Sometimes I need your advice. I need you to tell me what I should do, or at least, gently give me some ideas. Because sometimes I really have no idea what to do next. Sometimes I need to hear you say you see my hard work and you’re proud of it, because sometimes it feels like no one is, and the kid in me still wants that grown ups approval. Sometimes I just want to hang out with you. Your presence is comforting. Sometimes I just want to tell you stories. And I just want you to listen to them. Sometimes I just want to hear your stories, even when I’ve heard them before. When life is hard and lonely, there is something about being with you that makes it feel less so.

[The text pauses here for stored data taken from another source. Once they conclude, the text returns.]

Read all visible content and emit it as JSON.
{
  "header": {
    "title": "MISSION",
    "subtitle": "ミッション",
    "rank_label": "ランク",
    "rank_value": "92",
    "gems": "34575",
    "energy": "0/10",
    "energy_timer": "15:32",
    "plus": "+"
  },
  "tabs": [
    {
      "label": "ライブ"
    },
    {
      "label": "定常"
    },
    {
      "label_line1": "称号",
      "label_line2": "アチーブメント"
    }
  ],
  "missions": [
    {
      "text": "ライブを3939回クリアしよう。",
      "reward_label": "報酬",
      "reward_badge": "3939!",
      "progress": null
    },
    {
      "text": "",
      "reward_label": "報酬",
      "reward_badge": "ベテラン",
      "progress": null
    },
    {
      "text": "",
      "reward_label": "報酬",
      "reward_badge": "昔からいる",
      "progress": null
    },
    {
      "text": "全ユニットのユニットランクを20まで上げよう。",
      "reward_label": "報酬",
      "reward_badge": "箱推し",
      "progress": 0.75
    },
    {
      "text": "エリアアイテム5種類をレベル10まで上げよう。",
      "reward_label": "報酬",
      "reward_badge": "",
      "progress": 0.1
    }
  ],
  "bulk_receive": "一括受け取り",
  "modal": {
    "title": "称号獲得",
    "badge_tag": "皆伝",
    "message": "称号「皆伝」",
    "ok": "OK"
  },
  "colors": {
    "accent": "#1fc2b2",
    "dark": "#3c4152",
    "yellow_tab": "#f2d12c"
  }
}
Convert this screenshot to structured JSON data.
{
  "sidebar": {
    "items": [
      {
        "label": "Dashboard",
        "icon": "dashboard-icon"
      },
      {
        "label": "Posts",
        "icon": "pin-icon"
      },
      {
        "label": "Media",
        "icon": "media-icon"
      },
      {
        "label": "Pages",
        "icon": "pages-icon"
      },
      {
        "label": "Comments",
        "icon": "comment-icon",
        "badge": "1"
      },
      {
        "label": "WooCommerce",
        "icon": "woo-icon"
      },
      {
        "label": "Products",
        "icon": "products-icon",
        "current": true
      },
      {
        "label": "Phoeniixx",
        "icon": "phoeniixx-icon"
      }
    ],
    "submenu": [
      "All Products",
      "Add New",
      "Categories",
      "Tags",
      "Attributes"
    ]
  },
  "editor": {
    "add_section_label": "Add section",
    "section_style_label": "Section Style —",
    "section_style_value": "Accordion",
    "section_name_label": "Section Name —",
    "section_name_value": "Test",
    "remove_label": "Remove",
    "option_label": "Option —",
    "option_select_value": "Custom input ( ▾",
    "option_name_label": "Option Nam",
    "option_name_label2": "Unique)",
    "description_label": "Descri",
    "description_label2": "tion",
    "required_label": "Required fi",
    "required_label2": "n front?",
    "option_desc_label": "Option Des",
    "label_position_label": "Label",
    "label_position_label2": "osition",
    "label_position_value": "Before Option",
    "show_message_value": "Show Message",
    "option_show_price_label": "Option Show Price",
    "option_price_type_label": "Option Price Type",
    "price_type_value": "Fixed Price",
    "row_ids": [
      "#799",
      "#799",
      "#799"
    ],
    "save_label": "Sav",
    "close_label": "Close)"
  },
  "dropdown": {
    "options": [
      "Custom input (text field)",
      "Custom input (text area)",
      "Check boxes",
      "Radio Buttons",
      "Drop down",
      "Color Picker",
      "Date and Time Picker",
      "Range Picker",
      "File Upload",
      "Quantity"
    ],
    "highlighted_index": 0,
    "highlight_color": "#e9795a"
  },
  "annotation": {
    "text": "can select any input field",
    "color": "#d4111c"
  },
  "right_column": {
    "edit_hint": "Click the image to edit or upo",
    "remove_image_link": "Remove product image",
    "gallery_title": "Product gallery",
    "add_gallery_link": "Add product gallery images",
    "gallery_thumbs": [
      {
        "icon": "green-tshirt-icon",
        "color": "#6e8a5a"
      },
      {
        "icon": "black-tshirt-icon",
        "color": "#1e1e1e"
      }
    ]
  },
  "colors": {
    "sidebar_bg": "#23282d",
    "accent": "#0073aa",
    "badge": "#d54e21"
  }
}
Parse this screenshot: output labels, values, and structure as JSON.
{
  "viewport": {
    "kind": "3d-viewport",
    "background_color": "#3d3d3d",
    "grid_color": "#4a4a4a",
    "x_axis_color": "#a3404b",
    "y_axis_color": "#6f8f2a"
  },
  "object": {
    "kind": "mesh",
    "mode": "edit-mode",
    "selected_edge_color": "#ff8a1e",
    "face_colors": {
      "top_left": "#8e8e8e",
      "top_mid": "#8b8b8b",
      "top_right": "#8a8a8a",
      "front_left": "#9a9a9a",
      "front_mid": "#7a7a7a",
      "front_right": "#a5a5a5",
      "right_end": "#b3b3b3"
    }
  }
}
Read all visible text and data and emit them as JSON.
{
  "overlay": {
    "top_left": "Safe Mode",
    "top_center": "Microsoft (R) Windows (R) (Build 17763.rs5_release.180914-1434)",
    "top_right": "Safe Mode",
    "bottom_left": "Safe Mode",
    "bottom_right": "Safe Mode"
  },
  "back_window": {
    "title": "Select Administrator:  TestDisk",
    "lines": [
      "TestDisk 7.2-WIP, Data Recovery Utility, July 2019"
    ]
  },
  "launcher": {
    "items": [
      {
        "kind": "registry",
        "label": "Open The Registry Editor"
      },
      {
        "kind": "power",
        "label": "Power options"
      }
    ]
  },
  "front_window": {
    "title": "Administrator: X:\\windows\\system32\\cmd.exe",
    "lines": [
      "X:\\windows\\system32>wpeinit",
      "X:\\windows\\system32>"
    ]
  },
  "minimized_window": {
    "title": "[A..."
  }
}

You may feel old. You may feel obsolete. But I promise you aren’t. We love you. We want you. We actually really need you. But just like a child we don’t know how to ask, “Hey, will you be my friend?” Your experience and knowledge intimidates and us young people are still trying to prove ourselves. Vulnerability might not be our strongest point and fear of rejection from those we revere often wins. So we might not say it, but truly, we really do need you. Our kids need you. Our marriages needs you. Our divorces needs you. Our disabilities needs you. Our work burdens needs you. Some of us don’t have our old people anymore. They’ve passed. Some of us have old people who live far. Some of us have old people who are estranged, who have rejected us. Whether you are our parents, grandparents, aunts or uncles, neighbors, or fellow church goers, please, old people, know that we need you, all of you. We want you. We love you. And more than anything, we need you. So if you are old people, like older than someone, reach out to that someone near you who’s younger. I can’t tell you (and they probably won’t either) just how much we need you.